Aggregate news by topics using OpenAI API, Hacker News API and FastAPI

How to create a useful website in four steps

Oleg Khomenko
5 min readJun 28, 2023
We will use Hacker News API, ChatGPT API, and FastAPI to create a better version of Hacker News

Description

In this article, we will create a website that aggregates the latest top stories from Hacker News. To accomplish this, we will utilize the HackerNews API to fetch today’s top stories. Additionally, we will make an OpenAI API request to group the news articles by topics, storing the results in JSON format. The website will be served using FastAPI and the Jinja Template Engine

Step 1. Get top stories from Hacker News

To see the full code listing please check worker.py file in the GitHub repo

First, let’s fetch stories ids in the form of a list of integers

def get_topstories(max_stories=30):
# Get top stories
topstories = requests.get("https://hacker-news.firebaseio.com/v0/topstories.json")
if (code := topstories.status_code) != 200:
raise ValueError(f"topstories status code: {code}")

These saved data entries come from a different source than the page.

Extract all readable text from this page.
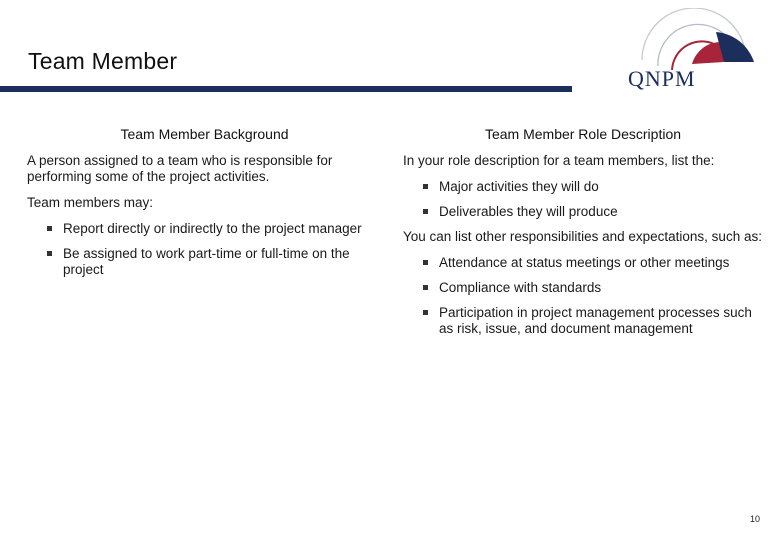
Team Member
QNPM
Team Member Background

A person assigned to a team who is responsible for performing some of the project activities.

Team members may:

Report directly or indirectly to the project manager
Be assigned to work part-time or full-time on the project
Team Member Role Description

In your role description for a team members, list the:

Major activities they will do
Deliverables they will produce

You can list other responsibilities and expectations, such as:

Attendance at status meetings or other meetings
Compliance with standards
Participation in project management processes such as risk, issue, and document management
10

topstories_ids = topstories.json()

# Filter stores
return topstories_ids[:max_stories] # i.e. [3000, 3004, 3051]

As one may note, we will limit the number of stories to be analyzed by max_stories=30 parameter

The tricky part is how to perform all 30 requests async. We will use aiohttp and create helpers.py file to add functions below:

import aiohttp
import asyncio

BATCH_SIZE = 15


async def fetch_url(session, url):
async with session.get(url) as response:
return await response.json()


async def process_batch(session, urls):
tasks = []
for url in urls:
task = asyncio.ensure_future(fetch_url(session, url))
tasks.append(task)
return await asyncio.gather(*tasks)


async def process_urls(urls, batch_size=BATCH_SIZE):
async with aiohttp.ClientSession() as session:
batches = [urls[i : i + batch_size] for i in range(0, len(urls), batch_size)]
results = []
for batch in batches:
batch_results = await process_batch(session, batch)
results.extend(batch_results)
return results

Now we can pass a list of URLs into process_urls to process all requests using an asynchronous approach.

Let’s prepare URLs using list_of_items:

def get_items(list_of_items: List[int], batch_size=12):
# Prepare API requests to get all items
URL_ITEM = "https://hacker-news.firebaseio.com/v0/item/{}.json"
urls = [URL_ITEM.format(t_s) for t_s in list_of_items]
loop = asyncio.get_event_loop()
results = loop.run_until_complete(process_urls(urls, batch_size))
return results


list_of_items = get_topstories()
results = get_items(list_of_items)

# Now we have a list of urls:
# ["https://hacker-news.firebaseio.com/v0/item/3001.json",
# "https://hacker-news.firebaseio.com/v0/item/4001.json",
# ...]

Next, we will transform the retrieved results into a format that is easy to parse for ChatGPT requests. We will retain both the “title” and “URL” fields since the URL can provide valuable insights for classifying elements.

results_parsed = [
f"{el['title']} URL: {el['url']}"
for el in results if el.get("url", None) is not None
]

# The result will be:
# ["The Password Game URL: https://neal.fun/password-game/",
# "FreeBSD Jails Containers URL: https://vermaden.wordpress.com/2023/06/28/freebsd-jails-containers/"
# ...]

Step 2. Make OpenAI API requests and process results

First, let’s create a function named get_openai_promt. It takes List[strings] as input and returns system_message and user_message (we will use chat-optimized models)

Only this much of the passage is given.